Tool-call accuracy benchmarks
We track tool-call correctness on BFCL v3 (Berkeley Function Calling Leaderboard) for every hosted model:
| Model | BFCL v3 (overall) | Parallel calls | Hallucination |
|---|---|---|---|
| Kimi K2 Instruct | 78.4 | 82.1 | 3.2% |
| Llama 4 Maverick | 76.9 | 80.5 | 4.1% |
| DeepSeek V3.2 | 76.2 | 78.8 | 3.8% |
| Qwen3-Max | 75.5 | 79.4 | 4.5% |
| GLM-4.6 | 73.8 | 76.2 | 5.1% |
| Magistral Medium | 70.4 | 72.1 | 6.3% |
Multi-step agent loops
Most agent frameworks (LangChain, LlamaIndex, Mastra, custom) loop on the same chat-completion call:
async function runAgent(userMessage: string) {
const messages = [{ role: "user", content: userMessage }];
for (let step = 0; step < MAX_STEPS; step++) {
const resp = await client.chat.completions.create({
model: "kimi/k2-instruct", // best for agent loops
messages, tools,
tool_choice: "auto",
});
const msg = resp.choices[0].message;
messages.push(msg);
if (!msg.tool_calls?.length) return msg.content; // done
const results = await Promise.all(
msg.tool_calls.map(call => executeTool(call.function.name, call.function.arguments))
);
for (const [i, result] of results.entries()) {
messages.push({
role: "tool",
tool_call_id: msg.tool_calls[i].id,
content: JSON.stringify(result),
});
}
}
throw new Error("Max steps reached");
}What we handle automatically
- Tool-call retries:if the model emits invalid JSON arguments, we re-sample with constrained-decoding and don't bill you for the failed attempt.

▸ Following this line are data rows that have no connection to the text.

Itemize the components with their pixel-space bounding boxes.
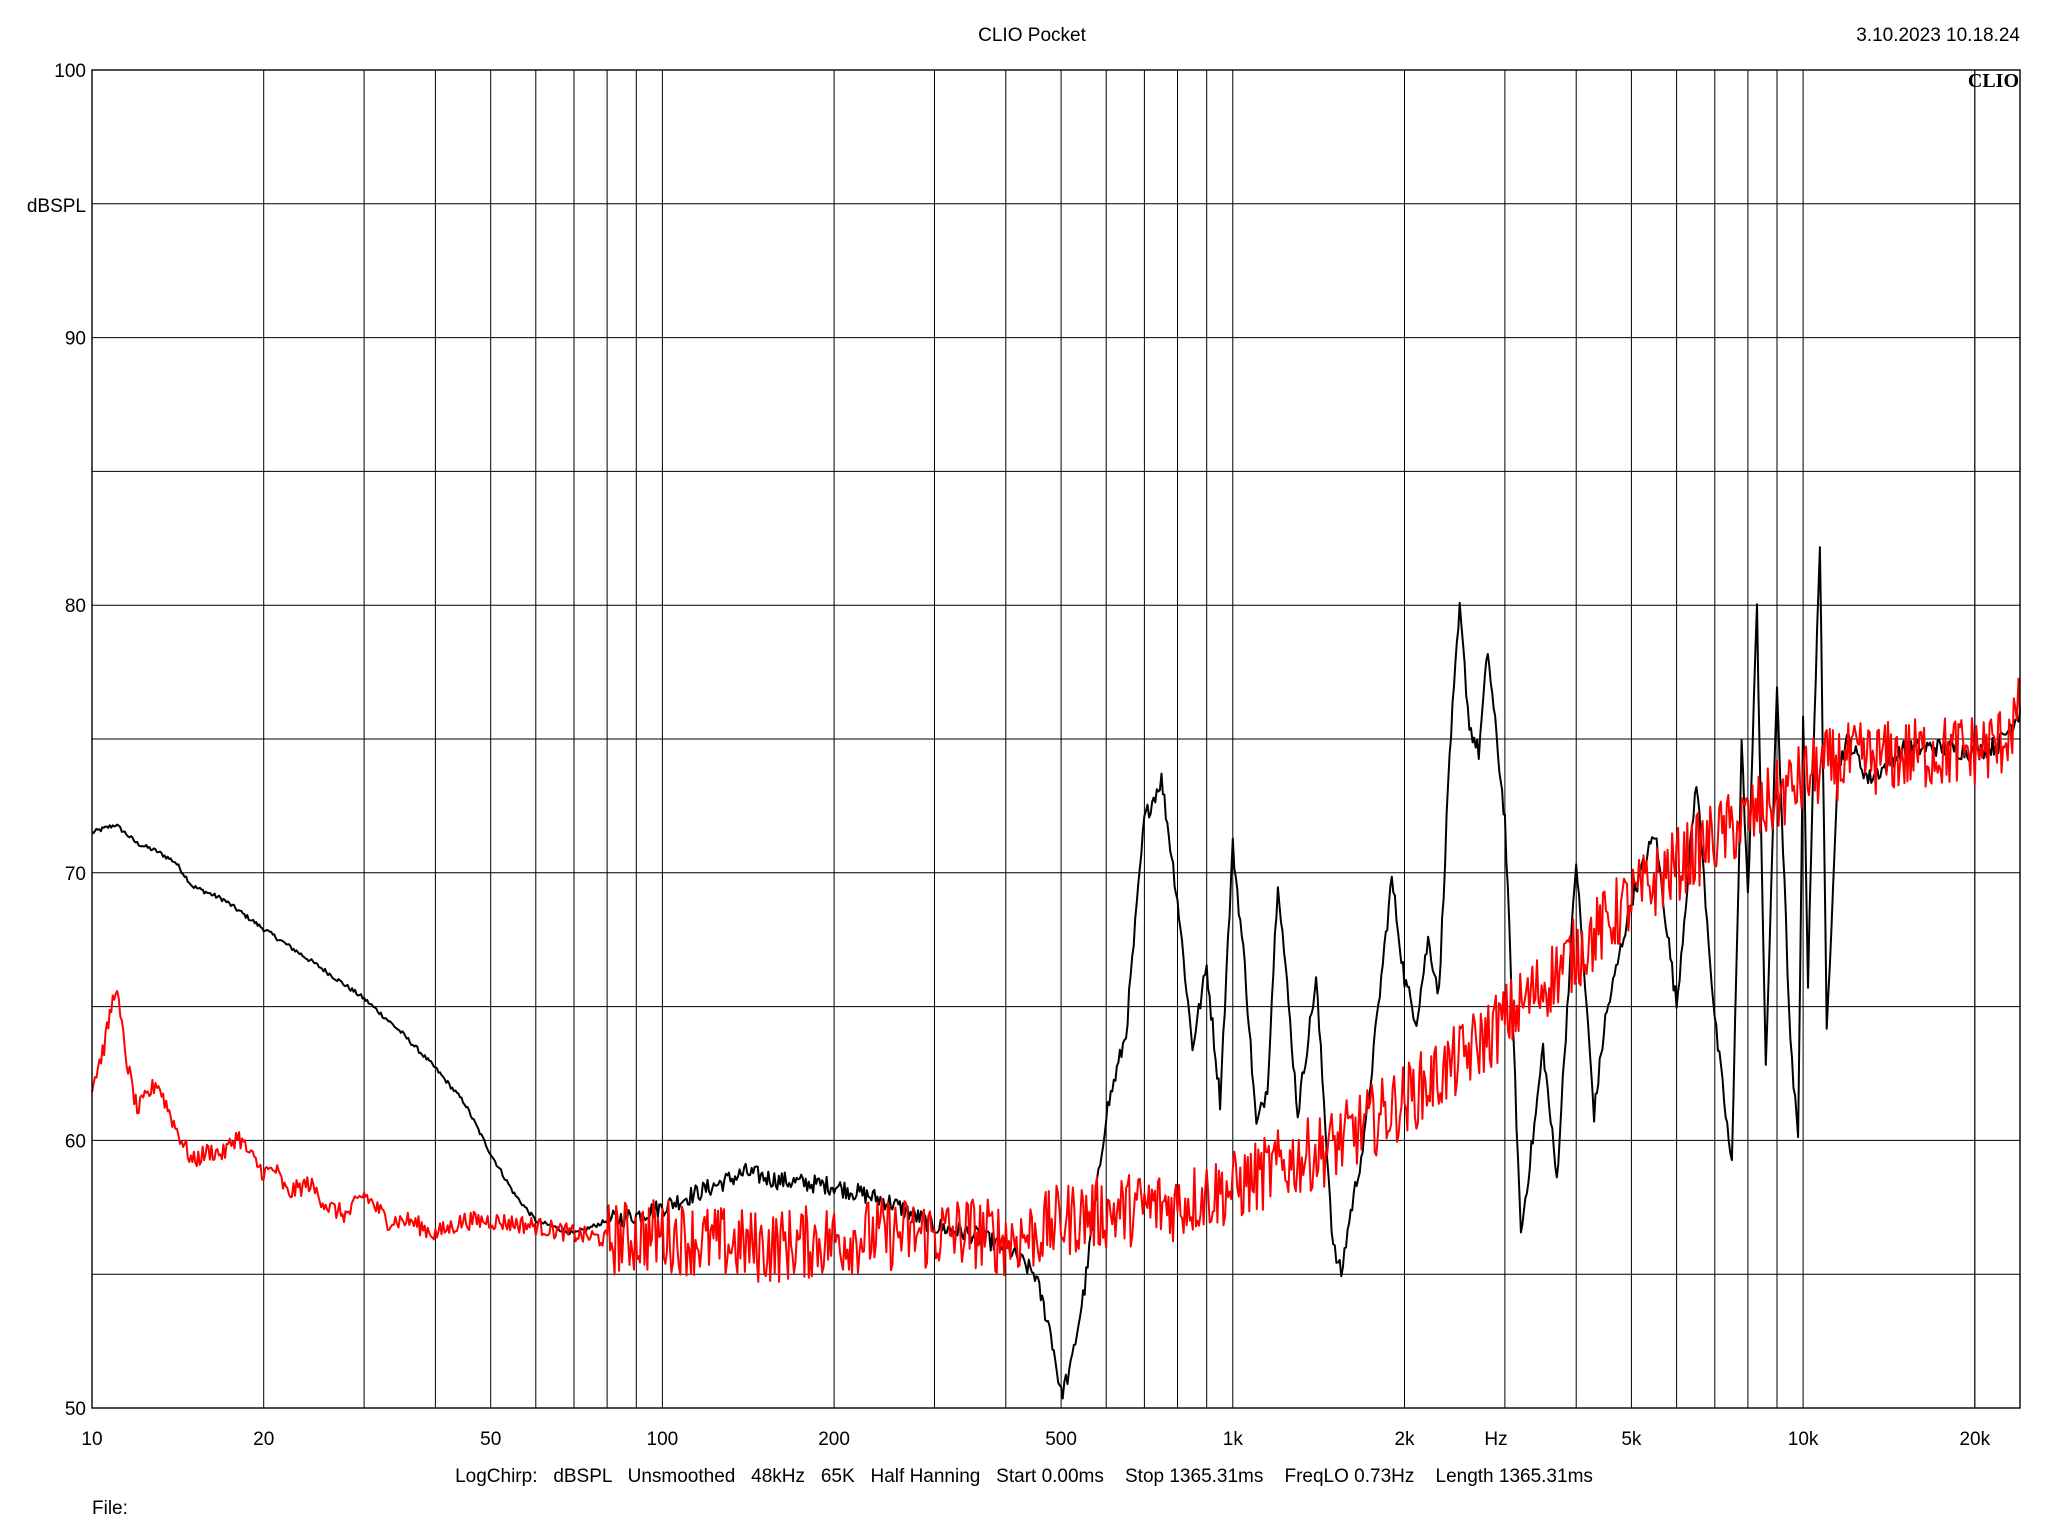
y-tick-label: 70	[65, 864, 86, 885]
series-line-2	[91, 677, 2021, 1283]
x-tick-label: 20	[253, 1429, 274, 1450]
timestamp: 3.10.2023 10.18.24	[1856, 25, 2020, 46]
y-axis-label: dBSPL	[27, 196, 86, 217]
x-tick-label: 50	[480, 1429, 501, 1450]
file-label: File:	[92, 1498, 128, 1519]
measurement-info: LogChirp: dBSPL Unsmoothed 48kHz 65K Hal…	[455, 1466, 1593, 1487]
x-tick-label: 10k	[1788, 1429, 1819, 1450]
chart-title: CLIO Pocket	[978, 25, 1086, 46]
y-tick-label: 60	[65, 1131, 86, 1152]
grid	[92, 70, 2020, 1408]
y-tick-label: 100	[54, 61, 86, 82]
x-tick-label: 2k	[1394, 1429, 1415, 1450]
tick-labels: 10 20 50 100 200 500 1k 2k 5k 10k 20k 50 60 70 80 90 100	[54, 61, 1990, 1450]
x-tick-label: 500	[1045, 1429, 1077, 1450]
series-traces	[91, 546, 2021, 1400]
y-tick-label: 50	[65, 1399, 86, 1420]
y-tick-label: 80	[65, 596, 86, 617]
x-tick-label: 20k	[1959, 1429, 1990, 1450]
x-tick-label: 100	[647, 1429, 679, 1450]
x-tick-label: 1k	[1223, 1429, 1244, 1450]
clio-logo: CLIO	[1968, 70, 2019, 92]
x-axis-unit-label: Hz	[1484, 1429, 1507, 1450]
x-tick-label: 200	[818, 1429, 850, 1450]
x-tick-label: 10	[81, 1429, 102, 1450]
y-tick-label: 90	[65, 329, 86, 350]
series-line-1	[91, 546, 2021, 1400]
x-tick-label: 5k	[1621, 1429, 1642, 1450]
plot-frame	[91, 69, 2021, 1409]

- Schema validation: tool definitions are validated up front against JSON Schema spec (Draft 2020-12). Malformed schemas return 400 immediately.
- Prefix caching: tool definitions are part of the cached system prefix (see KV cache), so you don't pay re-computation on every step of an agent loop.
TL;DR
Pass tools like you would to OpenAI; parallel calls just work on every newer hosted model. Use Kimi K2 or Llama 4 Maverick for agent loops — both above 76 on BFCL v3. We handle retries, validation, and prefix caching for free.